If Gavin had stayed in of the race we may have had a closer contest but based on the scale of Connolly’s win it probably wouldn’t have been the saviour for Humphreys. 

When he withdrew from the contest Gavin was already leaking votes and his transfer share may not have been enough to bridge the gap.

The Fianna Fáil imponderable is what would have happened with a candidate more suited to the white heat of a presidential race. That question is the one that will continue to fester in the party for a while to come

The united left remained united

PastedImage-3179 An image shared by Ivana Bacik online last week. X X

The impetus for the left parties to come together and support a joint candidate came primarily from Labour leader Ivana Bacik. 

Earlier this year, Bacik wrote to leaders of the Social Democrats and the Green Party suggesting they should unite under one candidate.

At the time, Sinn Féin leader Mary Lou McDonald said she was open to the idea but over the summer teased the idea of running herself.  In the end, Sinn Féin came on board five weeks to polling day after promising a “game-changing” decision. 

Eyes were rolled at the latter pronouncement but it was clearly a significant moment in the campaign.
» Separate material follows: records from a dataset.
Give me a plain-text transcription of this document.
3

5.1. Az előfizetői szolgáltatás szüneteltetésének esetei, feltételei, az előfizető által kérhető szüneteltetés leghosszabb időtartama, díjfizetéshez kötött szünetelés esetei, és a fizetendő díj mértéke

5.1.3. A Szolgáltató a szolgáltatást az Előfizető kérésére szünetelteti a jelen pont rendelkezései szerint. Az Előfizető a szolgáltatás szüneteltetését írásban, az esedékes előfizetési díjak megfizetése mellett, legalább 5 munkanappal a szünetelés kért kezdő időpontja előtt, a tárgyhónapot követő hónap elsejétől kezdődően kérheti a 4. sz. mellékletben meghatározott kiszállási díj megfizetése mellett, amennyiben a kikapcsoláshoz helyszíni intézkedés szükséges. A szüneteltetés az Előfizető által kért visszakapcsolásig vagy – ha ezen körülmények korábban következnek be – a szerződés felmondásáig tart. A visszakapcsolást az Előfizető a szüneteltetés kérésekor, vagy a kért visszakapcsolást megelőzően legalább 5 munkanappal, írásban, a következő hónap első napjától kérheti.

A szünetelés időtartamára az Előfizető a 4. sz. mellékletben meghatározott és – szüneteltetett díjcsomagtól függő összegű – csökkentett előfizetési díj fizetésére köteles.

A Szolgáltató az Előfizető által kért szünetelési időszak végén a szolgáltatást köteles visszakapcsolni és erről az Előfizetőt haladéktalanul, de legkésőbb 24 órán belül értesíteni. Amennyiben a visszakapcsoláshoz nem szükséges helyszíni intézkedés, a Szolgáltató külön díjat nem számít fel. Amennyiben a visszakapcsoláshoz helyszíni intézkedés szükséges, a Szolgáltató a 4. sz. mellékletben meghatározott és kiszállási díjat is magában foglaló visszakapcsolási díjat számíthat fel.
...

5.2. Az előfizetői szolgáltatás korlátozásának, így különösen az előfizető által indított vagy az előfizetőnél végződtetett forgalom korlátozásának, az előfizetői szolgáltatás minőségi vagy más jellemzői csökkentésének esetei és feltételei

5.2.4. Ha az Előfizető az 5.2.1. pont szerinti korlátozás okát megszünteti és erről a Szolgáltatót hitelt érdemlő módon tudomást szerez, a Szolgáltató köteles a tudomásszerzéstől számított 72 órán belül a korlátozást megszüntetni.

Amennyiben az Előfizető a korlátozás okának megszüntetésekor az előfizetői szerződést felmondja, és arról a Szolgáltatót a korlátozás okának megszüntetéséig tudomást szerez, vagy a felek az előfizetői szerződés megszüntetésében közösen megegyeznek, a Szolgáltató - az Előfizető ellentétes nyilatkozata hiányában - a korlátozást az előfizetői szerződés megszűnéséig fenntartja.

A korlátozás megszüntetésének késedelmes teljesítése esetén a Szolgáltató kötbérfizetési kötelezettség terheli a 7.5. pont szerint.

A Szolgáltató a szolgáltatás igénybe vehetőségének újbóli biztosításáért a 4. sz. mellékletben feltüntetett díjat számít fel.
It added to the momentum the Connolly campaign was already building and super-charged Connolly’s social media reach

More fundamentally, the three parties along with the Greens and People Before Profit all sung from the same hymn sheet throughout the campaign presented a cohesive choice for the people. 
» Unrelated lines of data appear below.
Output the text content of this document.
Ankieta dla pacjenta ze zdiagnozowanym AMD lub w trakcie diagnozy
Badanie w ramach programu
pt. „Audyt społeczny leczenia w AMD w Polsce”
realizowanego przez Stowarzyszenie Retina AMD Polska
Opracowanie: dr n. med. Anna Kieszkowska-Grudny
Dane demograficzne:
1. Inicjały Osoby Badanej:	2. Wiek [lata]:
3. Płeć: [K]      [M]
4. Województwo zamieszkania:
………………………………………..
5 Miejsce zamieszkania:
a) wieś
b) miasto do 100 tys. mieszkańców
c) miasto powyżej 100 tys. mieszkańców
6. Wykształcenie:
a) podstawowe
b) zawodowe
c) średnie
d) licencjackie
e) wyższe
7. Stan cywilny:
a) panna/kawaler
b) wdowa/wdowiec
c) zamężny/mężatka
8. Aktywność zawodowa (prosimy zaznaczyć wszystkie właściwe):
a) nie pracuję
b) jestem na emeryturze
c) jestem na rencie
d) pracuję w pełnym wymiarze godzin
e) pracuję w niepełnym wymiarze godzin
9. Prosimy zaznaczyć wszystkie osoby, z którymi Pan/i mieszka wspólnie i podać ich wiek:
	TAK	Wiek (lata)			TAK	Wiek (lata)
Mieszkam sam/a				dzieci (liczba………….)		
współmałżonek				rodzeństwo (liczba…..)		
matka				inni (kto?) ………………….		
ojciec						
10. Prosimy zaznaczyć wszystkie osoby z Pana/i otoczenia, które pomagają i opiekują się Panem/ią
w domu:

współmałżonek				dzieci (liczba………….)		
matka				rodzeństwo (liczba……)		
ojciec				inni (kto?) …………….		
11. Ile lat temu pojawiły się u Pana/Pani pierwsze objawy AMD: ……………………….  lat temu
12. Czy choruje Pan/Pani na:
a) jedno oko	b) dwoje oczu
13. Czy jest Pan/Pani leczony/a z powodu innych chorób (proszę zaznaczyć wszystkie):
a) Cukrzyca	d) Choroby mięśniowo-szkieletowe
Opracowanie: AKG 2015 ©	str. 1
Even when contentious histories around Paul Murphy and former Labour leader Joan Burton were raised during the course of the campaign there were no distractions from the message. 
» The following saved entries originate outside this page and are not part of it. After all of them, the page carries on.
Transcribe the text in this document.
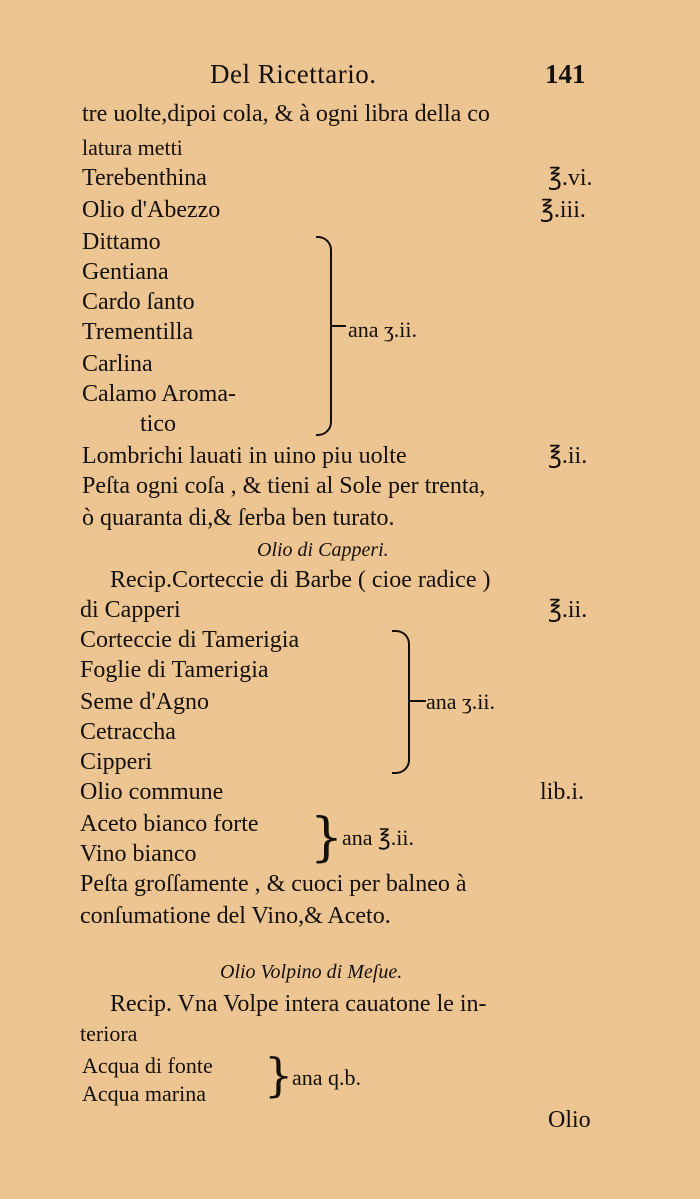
Del Ricettario.	141
tre uolte,dipoi cola, & à ogni libra della co
latura metti
Terebenthina	℥.vi.
Olio d'Abezzo	℥.iii.
Dittamo
Gentiana
Cardo ſanto
Trementilla
Carlina
Calamo Aroma-
tico
ana ʒ.ii.
Lombrichi lauati in uino piu uolte	℥.ii.
Peſta ogni coſa , & tieni al Sole per trenta,
ò quaranta di,& ſerba ben turato.
Olio di Capperi.
Recip.Corteccie di Barbe ( cioe radice )
di Capperi	℥.ii.
Corteccie di Tamerigia
Foglie di Tamerigia
Seme d'Agno
Cetraccha
Cipperi
ana ʒ.ii.
Olio commune	lib.i.
Aceto bianco forte
Vino bianco }
ana ℥.ii.
Peſta groſſamente , & cuoci per balneo à
conſumatione del Vino,& Aceto.
Olio Volpino di Meſue.
Recip. Vna Volpe intera cauatone le in-
teriora
Acqua di fonte
Acqua marina }
ana q.b.
Olio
Yes, there were some dissenting voices from the likes of Labour’s Alan Kelly and some former Green Party TDs, but they were almost viewed as being voices from the past rather than the present or future.  

Smear the bejaysus 

Since he was a candidate himself, Ivan Yates has never been as central to an election campaign as this one

The former Fine Gael minister-turned-bookmaker-turned-pundit made headlines when he told Newstalk’s Calling It podcast that Fine Gael’s only chance to catch Connolly was to “smear the bejaysus” out of her

His comments did seem to go beyond his usual commentary and were seized on by the Connolly side, both elected politicians on her and supporters online.

Yates defended himself and seemed annoyed that Connolly’s side was suggesting that he was somehow advising his former colleagues. 

The reason the comments were so devastating though was because Fine Gael had already ramped up the negative campaigning when he made them and their efforts were somewhat neutered thereafter.

Connolly genuinely did build a movement

Eyes generally roll when a candidate refers to their political campaign as a movement.

In this case, the moniker is justified as Connolly managed to build a diverse coalition that extended beyond the combined support of the parties supporting her. 

Connolly’s command of the Irish language, which she emphasised was learned in adulthood, allowed her to connect to not only Irish speakers but also to the growing number of young people with a grá for the language. 

It also allowed her to connect to Irish culture more generally.  

PastedImage-26060 Christy Moore at the Ceol for Connolly event in Dublin last week. Instagram Instagram

Connolly’s campaign literally packed out Vicar Street as musicians like The Mary Wallopers and Christy Moore came out to support her. This is not normal for Irish politics and it may prove to be a once off but it worked here. 

On social media, Connolly’s backers were just so much more visible than what Humphreys could muster up. And this extended to real-life canvasses and ultimately translated to voters in polling stations.

The question for those who have joined the campaign is what next, where does that energy go and can the parties of the left benefit?